Saturday, December 5, 2009
Chatted with owner and winemaker Morris Zwick of Terrapin Station Winery in Elkton, Md., more than a week ago about a number of subjects, including the virtual tasting he'd like to try sometime this month.
Using a software called talkshoe, it would allow folks to interact with Zwick as they are all tasting the same wine. He said he's been a participant on a show for amateur winemakers that originates in the Pittsburgh area; that show sometimes goes as long as an hour and a half and involves a number of different folks dialed in to the site.
He's hoping to even get a dozen or so involved in the first attempt, go between a half-hour and 45 minutes, and then build it from there. His goal is to arrange the virtual tasting for mid-December.
"You know, even only have 10, 11, 12 people, I'd be perfectly happy with that," he said. "I think it's the kind of thing where people have got to try it and see it work, then they'll tell other people. Eventually, I can see also bringing people on to the show, maybe bring Kevin Atticks from the Maryland Wine Association or people from other wineries in Maryland . . . and so it would be a way to promote not only Terrapin Station Winery but other Maryland wines in general."
For those not familiar with Terrapin Station, it's the only producer of boxes wines that I know of in the region and it's distributing now through more than 60 outlets in Maryland. Zwick figures he'll just start with one wine, maybe their 2008 Cabernet Franc, one of two ones that Terrapin Station recently released. "Then they'll dial in at the appropriate time and while they're trying it, we're trying it, and people can ask questions," he said. "It gives them an opportunity to ask what we did with it and what some of the stats were like . . . gives them an opportunity to ask some of those specific questions and on top of that we can talk about why this vintage is the the way it is. For example, this  vintage is a 14 percent alcohol wine, which is pretty high for the East Coast. It was a hot, hot August, September; we really got the sugars up and we decided instead of trying to [drop] it down we'd just take advantage of the situation and see what we got as long as we were down below, what's the magic number there, 14.5, and see what we get."
If you're interested in participating in this first virtual tasting that I'm aware of in the region, drop the Web site an e-mail or call 410.398.1875. The wine should list around $23 for a 1.5-liter box; obviously, the the equivalent of the two .750 ml. bottles that you're probably used to buying in your favorite state store or shop.
Zwick noted the one other thing he likes about talkshoe is that the program can be recorded. So if you miss it, you can still sample the wine later and read the comments. This idea, he said, just supplements the other ways of getting the word out: store tastings and festivals, to name a couple. "Our challenge is all about evangelism and getting people to try the stuff," he said. "Once they do, they're fine with it."

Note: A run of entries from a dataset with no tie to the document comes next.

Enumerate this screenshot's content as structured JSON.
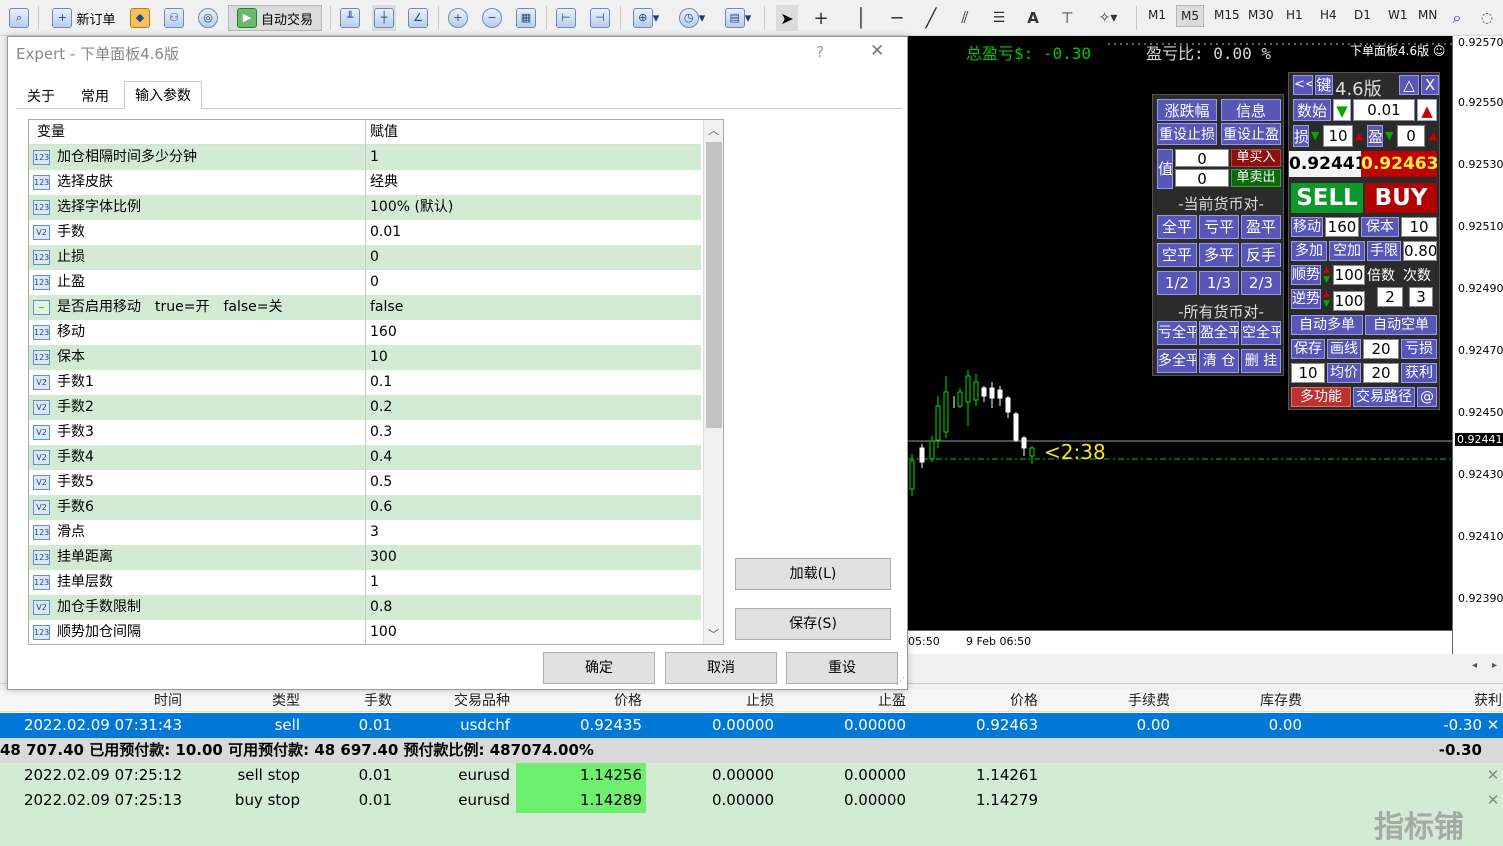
{
  "toolbar": {
    "new_order": "新订单",
    "auto_trade": "自动交易",
    "timeframes": [
      "M1",
      "M5",
      "M15",
      "M30",
      "H1",
      "H4",
      "D1",
      "W1",
      "MN"
    ]
  },
  "chart": {
    "total_pnl": "总盈亏$: -0.30",
    "pnl_ratio": "盈亏比: 0.00 %",
    "ea_name": "下单面板4.6版",
    "countdown": "<2:38",
    "price_labels": [
      "0.92570",
      "0.92550",
      "0.92530",
      "0.92510",
      "0.92490",
      "0.92470",
      "0.92450",
      "0.92441",
      "0.92430",
      "0.92410",
      "0.92390"
    ],
    "time_labels": [
      "05:50",
      "9 Feb 06:50"
    ]
  },
  "panel": {
    "top": {
      "back": "<<",
      "key": "键",
      "ver": "4.6版",
      "min": "△",
      "close": "X"
    },
    "lots_label": "数始",
    "lots": "0.01",
    "sl_label": "损",
    "sl": "10",
    "tp_label": "盈",
    "tp": "0",
    "bid": "0.92441",
    "ask": "0.92463",
    "sell": "SELL",
    "buy": "BUY",
    "trail_label": "移动",
    "trail": "160",
    "be_label": "保本",
    "be": "10",
    "add_long": "多加",
    "add_short": "空加",
    "lot_limit_label": "手限",
    "lot_limit": "0.80",
    "trend_label": "顺势",
    "trend": "100",
    "mult_label": "倍数",
    "count_label": "次数",
    "counter_label": "逆势",
    "counter": "100",
    "mult": "2",
    "count": "3",
    "auto_long": "自动多单",
    "auto_short": "自动空单",
    "save": "保存",
    "draw": "画线",
    "loss_val": "20",
    "loss_lbl": "亏损",
    "v10": "10",
    "avg": "均价",
    "profit_val": "20",
    "profit_lbl": "获利",
    "multi_func": "多功能",
    "trade_path": "交易路径",
    "at": "@"
  },
  "left_panel": {
    "chg": "涨跌幅",
    "info": "信息",
    "reset_sl": "重设止损",
    "reset_tp": "重设止盈",
    "val_label": "值",
    "v1": "0",
    "v2": "0",
    "buy_stop": "单买入",
    "sell_stop": "单卖出",
    "cur_pair": "-当前货币对-",
    "close_all": "全平",
    "close_loss": "亏平",
    "close_profit": "盈平",
    "close_short": "空平",
    "close_long": "多平",
    "reverse": "反手",
    "half": "1/2",
    "third": "1/3",
    "two_third": "2/3",
    "all_pairs": "-所有货币对-",
    "a1": "亏全平",
    "a2": "盈全平",
    "a3": "空全平",
    "a4": "多全平",
    "a5": "清 仓",
    "a6": "删 挂"
  },
  "dialog": {
    "title": "Expert - 下单面板4.6版",
    "help": "?",
    "close": "✕",
    "tabs": [
      "关于",
      "常用",
      "输入参数"
    ],
    "col_var": "变量",
    "col_val": "赋值",
    "params": [
      {
        "icon": "123",
        "name": "加仓相隔时间多少分钟",
        "value": "1"
      },
      {
        "icon": "123",
        "name": "选择皮肤",
        "value": "经典"
      },
      {
        "icon": "123",
        "name": "选择字体比例",
        "value": "100% (默认)"
      },
      {
        "icon": "V2",
        "name": "手数",
        "value": "0.01"
      },
      {
        "icon": "123",
        "name": "止损",
        "value": "0"
      },
      {
        "icon": "123",
        "name": "止盈",
        "value": "0"
      },
      {
        "icon": "~",
        "name": "是否启用移动　true=开　false=关",
        "value": "false"
      },
      {
        "icon": "123",
        "name": "移动",
        "value": "160"
      },
      {
        "icon": "123",
        "name": "保本",
        "value": "10"
      },
      {
        "icon": "V2",
        "name": "手数1",
        "value": "0.1"
      },
      {
        "icon": "V2",
        "name": "手数2",
        "value": "0.2"
      },
      {
        "icon": "V2",
        "name": "手数3",
        "value": "0.3"
      },
      {
        "icon": "V2",
        "name": "手数4",
        "value": "0.4"
      },
      {
        "icon": "V2",
        "name": "手数5",
        "value": "0.5"
      },
      {
        "icon": "V2",
        "name": "手数6",
        "value": "0.6"
      },
      {
        "icon": "123",
        "name": "滑点",
        "value": "3"
      },
      {
        "icon": "123",
        "name": "挂单距离",
        "value": "300"
      },
      {
        "icon": "123",
        "name": "挂单层数",
        "value": "1"
      },
      {
        "icon": "V2",
        "name": "加仓手数限制",
        "value": "0.8"
      },
      {
        "icon": "123",
        "name": "顺势加仓间隔",
        "value": "100"
      }
    ],
    "load": "加载(L)",
    "save": "保存(S)",
    "ok": "确定",
    "cancel": "取消",
    "reset": "重设"
  },
  "terminal": {
    "headers": [
      "时间",
      "类型",
      "手数",
      "交易品种",
      "价格",
      "止损",
      "止盈",
      "价格",
      "手续费",
      "库存费",
      "获利"
    ],
    "row1": [
      "2022.02.09 07:31:43",
      "sell",
      "0.01",
      "usdchf",
      "0.92435",
      "0.00000",
      "0.00000",
      "0.92463",
      "0.00",
      "0.00",
      "-0.30"
    ],
    "summary": "48 707.40  已用预付款: 10.00  可用预付款: 48 697.40  预付款比例: 487074.00%",
    "summary_profit": "-0.30",
    "row2": [
      "2022.02.09 07:25:12",
      "sell stop",
      "0.01",
      "eurusd",
      "1.14256",
      "0.00000",
      "0.00000",
      "1.14261"
    ],
    "row3": [
      "2022.02.09 07:25:13",
      "buy stop",
      "0.01",
      "eurusd",
      "1.14289",
      "0.00000",
      "0.00000",
      "1.14279"
    ],
    "watermark": "指标铺"
  },
  "colors": {
    "panel_btn": "#5757b9",
    "sell": "#00cc00",
    "buy": "#c00000",
    "selected_row": "#0078d7",
    "row_green": "#d2ebd2",
    "price_green": "#6ef06e"
  }
}
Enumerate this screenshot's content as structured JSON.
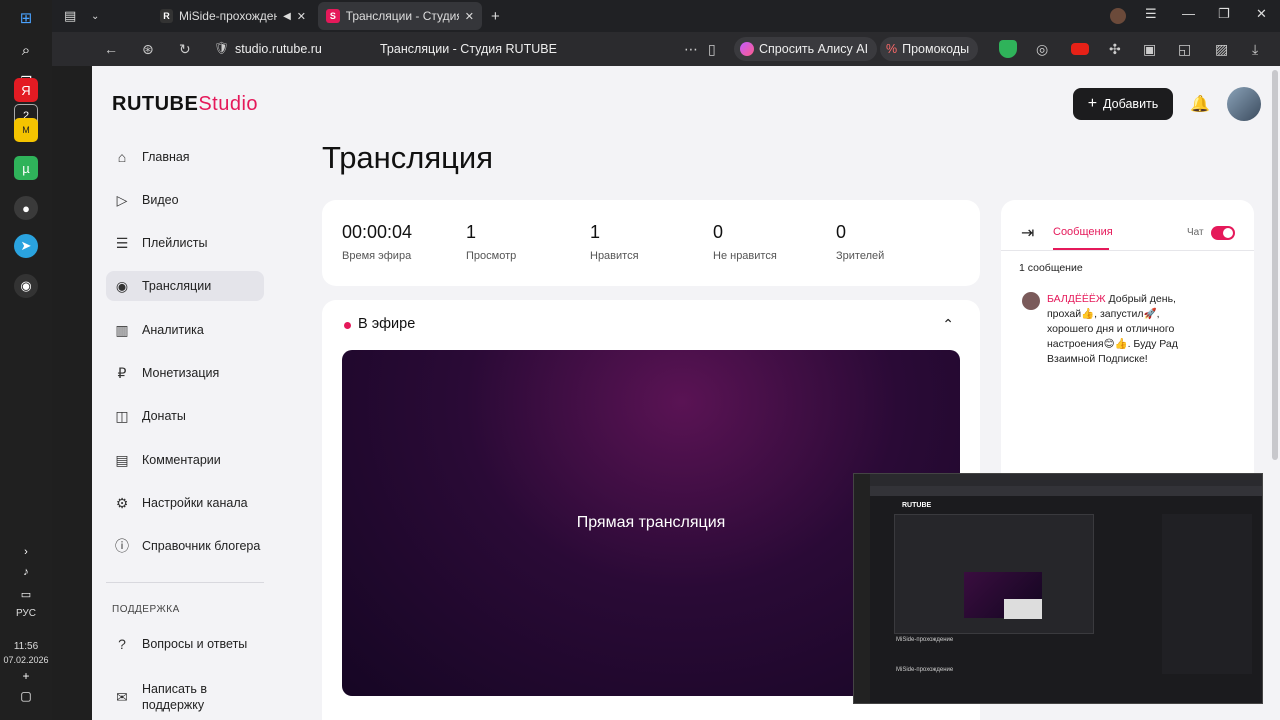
{
  "taskbar": {
    "clock_time": "11:56",
    "clock_date": "07.02.2026",
    "language": "РУС",
    "badge_count": "2"
  },
  "browser": {
    "tabs": [
      {
        "label": "MiSide-прохождение",
        "favicon": "R",
        "active": false
      },
      {
        "label": "Трансляции - Студия RUTUBE",
        "favicon": "S",
        "active": true
      }
    ],
    "url": "studio.rutube.ru",
    "page_title": "Трансляции - Студия RUTUBE",
    "alice_label": "Спросить Алису AI",
    "promo_label": "Промокоды"
  },
  "studio": {
    "logo_main": "RUTUBE",
    "logo_accent": "Studio",
    "add_button": "Добавить",
    "menu": [
      {
        "label": "Главная",
        "icon": "home-icon",
        "glyph": "⌂"
      },
      {
        "label": "Видео",
        "icon": "video-icon",
        "glyph": "▷"
      },
      {
        "label": "Плейлисты",
        "icon": "playlist-icon",
        "glyph": "☰"
      },
      {
        "label": "Трансляции",
        "icon": "broadcast-icon",
        "glyph": "◉",
        "active": true
      },
      {
        "label": "Аналитика",
        "icon": "analytics-icon",
        "glyph": "▥"
      },
      {
        "label": "Монетизация",
        "icon": "monetization-icon",
        "glyph": "₽"
      },
      {
        "label": "Донаты",
        "icon": "donate-icon",
        "glyph": "◫"
      },
      {
        "label": "Комментарии",
        "icon": "comments-icon",
        "glyph": "▤"
      },
      {
        "label": "Настройки канала",
        "icon": "gear-icon",
        "glyph": "⚙"
      },
      {
        "label": "Справочник блогера",
        "icon": "info-icon",
        "glyph": "ⓘ"
      }
    ],
    "support_section": "ПОДДЕРЖКА",
    "support_menu": [
      {
        "label": "Вопросы и ответы",
        "icon": "question-icon",
        "glyph": "?"
      },
      {
        "label": "Написать в поддержку",
        "icon": "mail-icon",
        "glyph": "✉"
      }
    ],
    "page_heading": "Трансляция",
    "stats": [
      {
        "value": "00:00:04",
        "label": "Время эфира"
      },
      {
        "value": "1",
        "label": "Просмотр"
      },
      {
        "value": "1",
        "label": "Нравится"
      },
      {
        "value": "0",
        "label": "Не нравится"
      },
      {
        "value": "0",
        "label": "Зрителей"
      }
    ],
    "live_status": "В эфире",
    "player_text": "Прямая трансляция",
    "chat": {
      "tab_label": "Сообщения",
      "toggle_label": "Чат",
      "message_count": "1 сообщение",
      "messages": [
        {
          "author": "БАЛДЁЁЁЖ",
          "text": "Добрый день, прохай👍, запустил🚀, хорошего дня и отличного настроения😊👍. Буду Рад Взаимной Подписке!"
        }
      ]
    }
  },
  "overlay": {
    "logo": "RUTUBE",
    "caption1": "MiSide-прохождение",
    "caption2": "MiSide-прохождение"
  }
}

Working on a story for a publication that took me Friday to the tasting room at Cullari Vineyards & Winery in Hershey. It's just one of many buildiungs that pop up along Route 422 between Harrisburg and Annville, where I've been teaching as an adjunct at Lebanon Valley College. Probably ridden by it 25 times and finally had a chance to nose around the comfy surroundings.
Owner Salvatore Cullari, who formally taught at LVC and served as head of the psychology department there, has a bar set up on the main floor where he handles most of his tastings. The room is open Thursdays through Sundays. A few steps lead up to a small dining room where Cullari can hold parties; indeed, he and his brother were getting set up for one yesterday.
Cullari hails from Calabria in Italy and talks about having been associated with wine-making since he was a kid. His 25-acre lot in suburban Harrisburg, Pa., holds two vineyards with around a dozen types of grape, including Zinfandel, Barbera and Sangiovese.
While admittedly someone who favors dry reds, his wine list caters some to those who prefer their wine with some sweetness. His biggest seller, called White on White, is a blend of white grapes that has the aroma of Traminette. I also sample something he calls Pomegranate Splash, a tasty sipper that blends some whites and pomegranate juice. And I sampled a few of his red blends, all with good structure and flush with color and aroma and -- much to my satisfaction -- generally priced in the $10 to $15 range.